Two genes encode (1----3, 1----4)-beta-glucan 4-glucanohydrolase (EC 3.2.1.73) isoenzymes in barley. A gene for isoenzyme EI has been isolated from a barley genomic library and the nucleotide sequence of a 4643 bp fragment determined. The gene is located on barley chromosome 5 while the gene for (1----3, 1----4)-beta-glucanase isoenzyme EII is carried on chromosome 1. The isoenzyme EI gene contains a single 2514 bp intron that is inserted in codon 25 of a sequence encoding a signal peptide of 28 amino acids. The coding region of the mature enzyme is characterized by a high G+C content, which results from an extreme bias towards the use of these nucleotides in the wobble base position of codons. Determination of the nucleotide sequence of the gene has enabled the complete primary structure of the enzyme to be deduced: isoenzyme EI shows 92% positional identity with the primary sequence of (1----3, 1----4)-beta-glucanase isoenzyme EII at both the nucleotide and amino acid level. However, the nucleotide sequences of the two genes diverge markedly in their 3' untranslated regions.

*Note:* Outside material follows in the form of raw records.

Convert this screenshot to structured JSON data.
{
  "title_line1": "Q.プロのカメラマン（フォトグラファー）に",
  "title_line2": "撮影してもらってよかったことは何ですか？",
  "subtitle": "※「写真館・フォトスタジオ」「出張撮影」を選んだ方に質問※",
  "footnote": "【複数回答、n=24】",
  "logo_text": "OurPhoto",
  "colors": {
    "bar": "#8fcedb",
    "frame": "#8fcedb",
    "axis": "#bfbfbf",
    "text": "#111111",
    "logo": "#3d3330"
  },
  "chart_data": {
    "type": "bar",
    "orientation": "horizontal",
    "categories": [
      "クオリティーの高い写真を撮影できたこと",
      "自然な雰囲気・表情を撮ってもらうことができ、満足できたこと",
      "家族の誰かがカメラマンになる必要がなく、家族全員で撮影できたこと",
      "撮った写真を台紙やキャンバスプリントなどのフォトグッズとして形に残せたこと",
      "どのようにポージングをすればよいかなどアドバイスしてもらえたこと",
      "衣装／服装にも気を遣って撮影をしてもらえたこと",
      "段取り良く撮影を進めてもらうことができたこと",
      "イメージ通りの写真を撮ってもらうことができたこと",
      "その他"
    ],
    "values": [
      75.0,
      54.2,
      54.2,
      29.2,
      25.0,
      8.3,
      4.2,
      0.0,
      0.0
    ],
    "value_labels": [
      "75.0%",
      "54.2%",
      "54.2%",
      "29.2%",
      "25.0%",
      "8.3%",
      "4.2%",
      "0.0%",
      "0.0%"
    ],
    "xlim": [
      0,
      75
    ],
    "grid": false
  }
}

Expression sites of the two genes were defined by Northern analysis using oligonucleotide probes specific for these 3' untranslated regions and by amplifying specific cDNAs through the polymerase chain reaction. In the tissues examined, transcription of the isoenzyme EII gene is restricted to the aleurone layer of germinated grain. In contrast, the gene for isoenzyme EI is transcribed at relatively high levels in young leaves, but also in the scutellum and aleurone of germinated grain.